Koalas like open eucalypt woods, and the leaves of these trees account for the majority of their food. Koalas are mostly inactive and sleep up to 20 hours a day due to their eucalyptus diet’s low nutritional and caloric content. They are asocial creatures who only form bonds with their dependent progeny.

Loud bellows are used by adult males to scare competitors and attract partners. Males use secretions from scent glands on their chests to signal their presence. Koalas are marsupials, therefore their young are born undeveloped and crawl into their mothers’ pouches for the first six to seven months of their life. Around a year old, these juvenile koalas, known as joeys, are totally weaned. Although koalas have few natural predators or parasites, they are vulnerable to diseases such as Chlamydiaceae bacteria and the koala retrovirus.


For millennia, Indigenous Australians hunted koalas, which were represented in mythology and cave art. The first known contact between a European and a koala occurred in 1798, and naturalist George Perry published a picture of the species in 1810.

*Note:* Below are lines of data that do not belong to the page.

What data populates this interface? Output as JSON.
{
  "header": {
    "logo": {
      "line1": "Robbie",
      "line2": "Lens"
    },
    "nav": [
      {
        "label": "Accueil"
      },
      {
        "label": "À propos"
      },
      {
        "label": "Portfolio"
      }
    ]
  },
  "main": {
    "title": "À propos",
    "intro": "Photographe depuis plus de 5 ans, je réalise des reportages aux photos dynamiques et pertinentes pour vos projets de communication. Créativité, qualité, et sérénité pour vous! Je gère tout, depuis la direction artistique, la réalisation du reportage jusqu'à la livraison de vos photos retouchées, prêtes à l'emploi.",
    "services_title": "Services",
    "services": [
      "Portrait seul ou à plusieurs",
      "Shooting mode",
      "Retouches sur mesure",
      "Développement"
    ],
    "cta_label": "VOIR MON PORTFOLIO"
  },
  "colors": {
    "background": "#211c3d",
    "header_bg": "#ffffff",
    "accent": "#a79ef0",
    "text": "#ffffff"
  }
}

In 1814, botanist Robert Brown provided the first thorough scientific description of the koala, although it was not published for another 180 years. The koala was first drawn and documented by popular artist John Gould, who introduced the animal to the broad British audience. Several English scientists disclosed further facts about the animal’s biology throughout the nineteenth century. The koala is well recognized as a symbol of Australia due to its unique look.

The International Union for Conservation of Nature has designated koalas as a vulnerable species. The mammal was widely hunted for its fur in the early twentieth century, and large-scale cullings in Queensland sparked a public uproar, sparking a push to conserve the species. Koala sanctuaries were constructed, and translocation operations were expanded to other areas to help koalas whose habitat had become fragmented or diminished. Agriculture, urbanization, droughts, and accompanying bushfires, some of which are linked to climate change, are among the many risks to their survival.

Koala is derived from the Dharug gula, which means “no water.” It was formerly assumed that because the animals were rarely seen coming down from trees, they could survive without drinking.